Why cheaper childcare is good economics
Published in The Australian Financial Review, 11 October 2020
Labor went bold in its budget reply with a plan for cheaper childcare and a long-term vision for a universal system. While it is an important social policy, it is arguably an even more important economic reform.
Labor plans to increase the maximum Child Care Subsidy from 85 per cent to 90 per cent, slow down the rate at which the subsidy tapers off, and remove the annual cap. These changes would make childcare more affordable for almost every family using it.
Australia’s out-of-pocket childcare costs are high by international standards, and half of Australians with children under 5 say they struggle with the cost of childcare.
The government stresses that 70 per cent of families have out-of-pocket costs of less than $5 an hour per child for centre-based care. But $5 an hour translates to about $50 a day, $250 a week, or $13,000 a year for each child in full-time care. We estimate that under Labor’s plans more than half of families will pay less than $20 a day per child.

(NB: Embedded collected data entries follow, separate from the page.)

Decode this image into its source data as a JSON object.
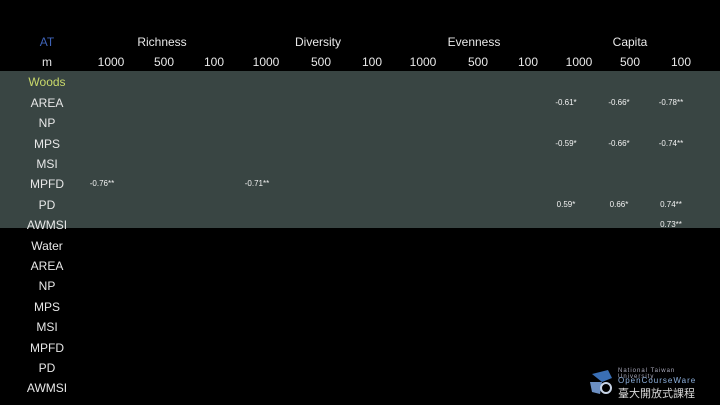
{
  "header": {
    "at": "AT",
    "m": "m",
    "groups": [
      "Richness",
      "Diversity",
      "Evenness",
      "Capita"
    ],
    "scales": [
      "1000",
      "500",
      "100"
    ]
  },
  "sections": {
    "woods": {
      "title": "Woods",
      "rows": [
        "AREA",
        "NP",
        "MPS",
        "MSI",
        "MPFD",
        "PD",
        "AWMSI"
      ]
    },
    "water": {
      "title": "Water",
      "rows": [
        "AREA",
        "NP",
        "MPS",
        "MSI",
        "MPFD",
        "PD",
        "AWMSI"
      ]
    }
  },
  "values": {
    "area_c1000": "-0.61*",
    "area_c500": "-0.66*",
    "area_c100": "-0.78**",
    "mps_c1000": "-0.59*",
    "mps_c500": "-0.66*",
    "mps_c100": "-0.74**",
    "mpfd_r1000": "-0.76**",
    "mpfd_d1000": "-0.71**",
    "pd_c1000": "0.59*",
    "pd_c500": "0.66*",
    "pd_c100": "0.74**",
    "awmsi_c100": "0.73**"
  },
  "logo": {
    "university": "National Taiwan University",
    "program": "OpenCourseWare",
    "chinese": "臺大開放式課程"
  },
  "colors": {
    "band": "#394543",
    "accent_section": "#c9d86a",
    "accent_at": "#3f63b8"
  }
}
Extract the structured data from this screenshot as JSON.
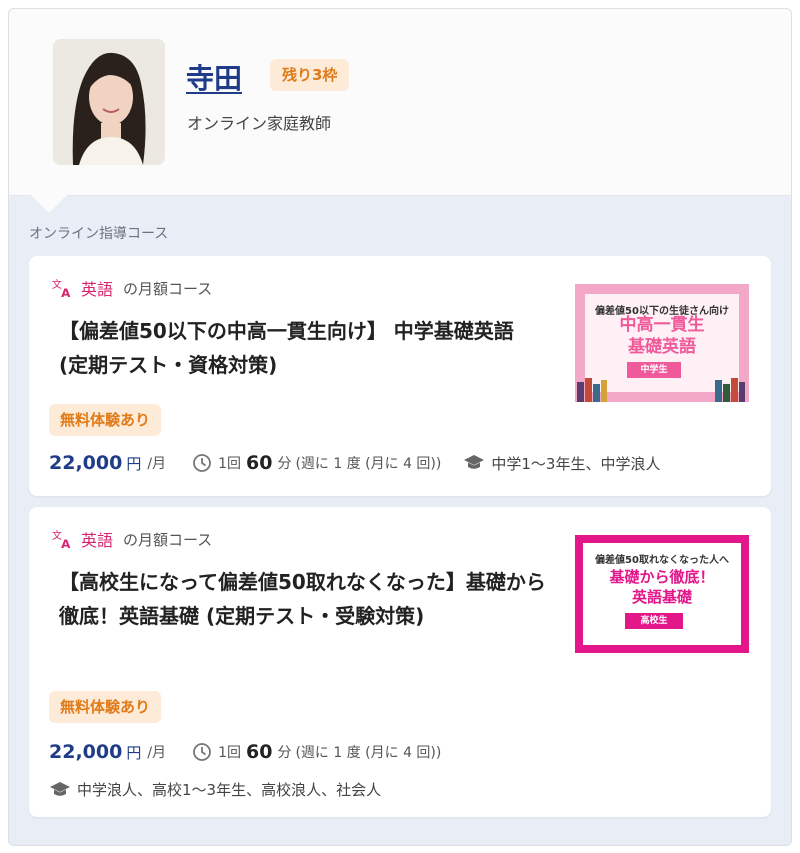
{
  "tutor": {
    "name": "寺田",
    "slots_badge": "残り3枠",
    "role": "オンライン家庭教師"
  },
  "section_label": "オンライン指導コース",
  "courses": [
    {
      "subject": "英語",
      "course_type": "の月額コース",
      "title": "【偏差値50以下の中高一貫生向け】 中学基礎英語 (定期テスト・資格対策)",
      "trial_badge": "無料体験あり",
      "price": "22,000",
      "price_unit": "円",
      "per": "/月",
      "lesson_count": "1回",
      "lesson_minutes": "60",
      "lesson_unit": "分",
      "lesson_freq": "(週に 1 度 (月に 4 回))",
      "target": "中学1〜3年生、中学浪人",
      "thumbnail": {
        "subtitle": "偏差値50以下の生徒さん向け",
        "main_line1": "中高一貫生",
        "main_line2": "基礎英語",
        "tag": "中学生"
      }
    },
    {
      "subject": "英語",
      "course_type": "の月額コース",
      "title": "【高校生になって偏差値50取れなくなった】基礎から徹底！英語基礎 (定期テスト・受験対策)",
      "trial_badge": "無料体験あり",
      "price": "22,000",
      "price_unit": "円",
      "per": "/月",
      "lesson_count": "1回",
      "lesson_minutes": "60",
      "lesson_unit": "分",
      "lesson_freq": "(週に 1 度 (月に 4 回))",
      "target": "中学浪人、高校1〜3年生、高校浪人、社会人",
      "thumbnail": {
        "subtitle": "偏差値50取れなくなった人へ",
        "main_line1": "基礎から徹底！",
        "main_line2": "英語基礎",
        "tag": "高校生"
      }
    }
  ],
  "colors": {
    "name_link": "#1f3c88",
    "price": "#1f3c88",
    "subject": "#d6246e",
    "badge_bg": "#fdebd8",
    "badge_text": "#e07b1a",
    "section_bg": "#e9edf5"
  },
  "icons": {
    "subject": "translate-icon",
    "duration": "clock-icon",
    "target": "graduation-cap-icon"
  }
}
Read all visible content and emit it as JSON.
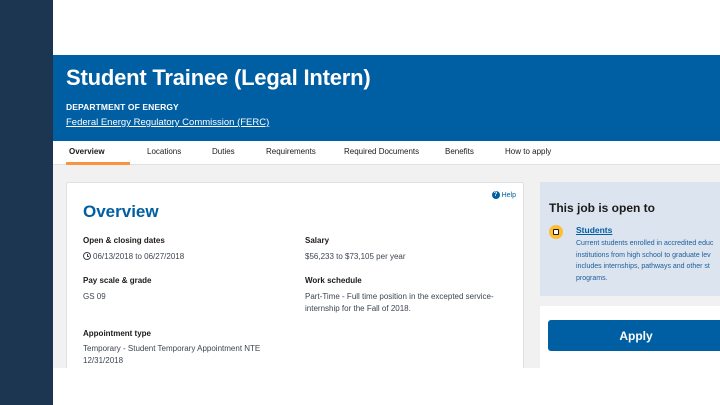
{
  "job": {
    "title": "Student Trainee (Legal Intern)",
    "department": "DEPARTMENT OF ENERGY",
    "agency": "Federal Energy Regulatory Commission (FERC)"
  },
  "tabs": [
    {
      "label": "Overview",
      "active": true
    },
    {
      "label": "Locations"
    },
    {
      "label": "Duties"
    },
    {
      "label": "Requirements"
    },
    {
      "label": "Required Documents"
    },
    {
      "label": "Benefits"
    },
    {
      "label": "How to apply"
    }
  ],
  "overview": {
    "title": "Overview",
    "help_label": "Help",
    "fields": {
      "dates": {
        "label": "Open & closing dates",
        "value": "06/13/2018 to 06/27/2018"
      },
      "salary": {
        "label": "Salary",
        "value": "$56,233 to $73,105 per year"
      },
      "pay_scale": {
        "label": "Pay scale & grade",
        "value": "GS 09"
      },
      "schedule": {
        "label": "Work schedule",
        "value": "Part-Time - Full time position in the excepted service- internship for the Fall of 2018."
      },
      "appointment": {
        "label": "Appointment type",
        "value": "Temporary - Student Temporary Appointment NTE 12/31/2018"
      }
    }
  },
  "open_to": {
    "title": "This job is open to",
    "group_label": "Students",
    "group_description": "Current students enrolled in accredited educ institutions from high school to graduate lev includes internships, pathways and other st programs."
  },
  "apply": {
    "label": "Apply"
  },
  "colors": {
    "header_blue": "#005ea2",
    "rail_navy": "#1c3550",
    "tab_accent": "#fa9441",
    "sidebar_blue": "#dce4ef",
    "student_badge": "#ffbe2e"
  }
}
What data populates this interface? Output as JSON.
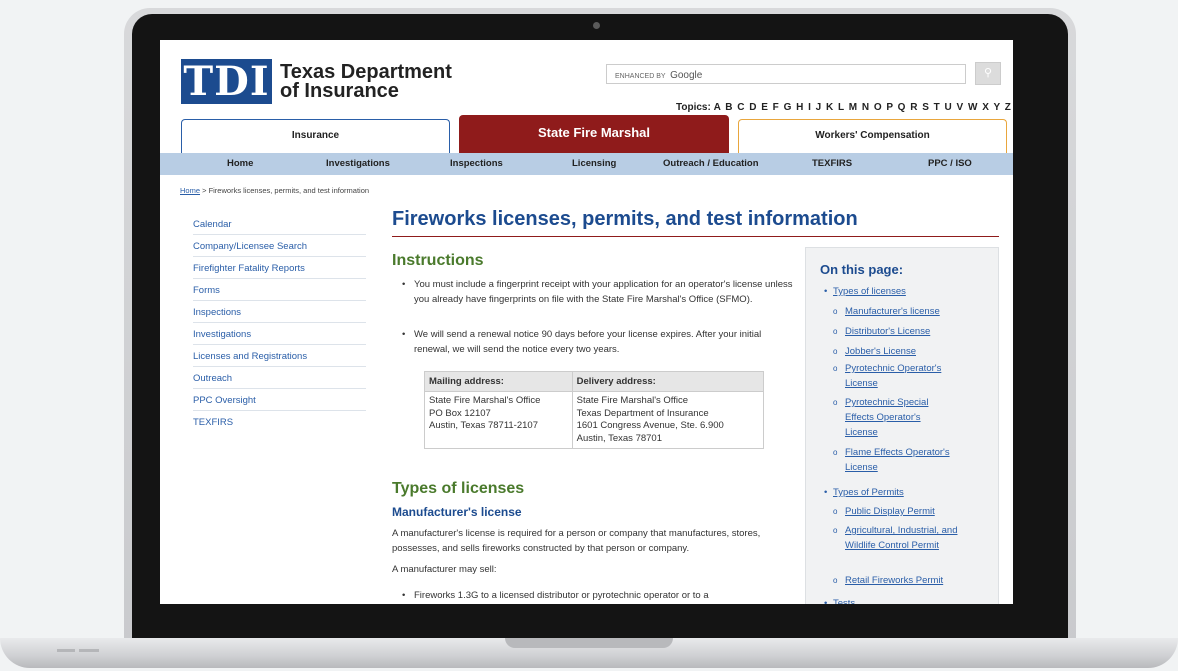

The high cost of childcare doesn’t just leave a hole in family budgets. It deters parents, particularly mothers, from working. Grattan Institute’s recent report Cheaper childcare shows how crucial affordable childcare is to women’s workforce participation.
Our analysis showed that across the income distribution, mothers lose 80 per cent, 90 per cent and even 100 per cent of their take-home pay from working a fourth or fifth day after the additional childcare costs, clawback of the childcare subsidy, and tax and benefit changes are factored in.
Unsurprisingly, not many find the option of working for free or close to it particularly attractive. The “1.5 earner” model has become the norm in Australia. And our rates of part-time work for women are third-highest in the OECD.
Childcare costs are the biggest contributor to these “workforce disincentives“. The maximum subsidy is not high enough for low-income families, and the steep taper and annual cap limit incentives to work beyond three days, across the income spectrum.
Labor’s plan would reduce the disincentives substantially. We estimate that it would increase hours worked by “second earners” – mainly women in two- income households and single parents – by 11 per cent, and this higher participation would provide a GDP boost of more than double the additional cost.
Our report found that a policy similar to Labor’s (but with a higher base subsidy) would boost the lifetime earnings of a woman with children on average by $150,000 through increased workforce participation.
Labor’s plan envisages eventually going further. It wants the Productivity Commission to review a move to universal childcare (a 90 per cent subsidy for all).
Our work suggests universal childcare would have an even bigger economic dividend, but would also be substantially more expensive. A 90 per cent universal subsidy would cost about $10 billion a year, and boost GDP by a whopping $24 billion a year. It can’t happen overnight, though. Universal childcare would probably lead to a significant increase in demand, so the sector would need time to grow. Introducing a lower, means-tested out-of-pocket cost is a sensible transition path.
The biggest challenge with universal childcare is likely to be political. Moving from a means-tested scheme to a universal scheme means higher-income families will get the biggest increase in support. High-income families that currently receive no subsidy would suddenly be eligible for tens of thousands of dollars in additional childcare support.
Labor can rightly point to school education and healthcare as universal schemes with broad public support. Universality creates “buy in” and support for important services. It would also dramatically simplify the system – something parents would no doubt celebrate.
But there is a fair debate to be had about the private benefits of returns to working more and whether those with greater capacity to pay should make more of a contribution.
Labor’s short-term plan is much less contentious. In the context of a “blokey” budget focused on job creation in hard-hat industries such as transport infrastructure, construction and manufacturing, a plan for women’s workforce participation is welcome.
Public funding for childcare also means direct job creation for early education and care workers – more than 90 per cent of whom are women.
The government made significant reforms to the Child Care Subsidy in 2018, and had planned to review the system in 2020 before COVID-19 came along. The Labor plan to make childcare cheaper will deliver big economic and social dividends. It merits bipartisan support, because it is good for children, good for women’s workforce participation and good for the economy. It is the policy we need for these times.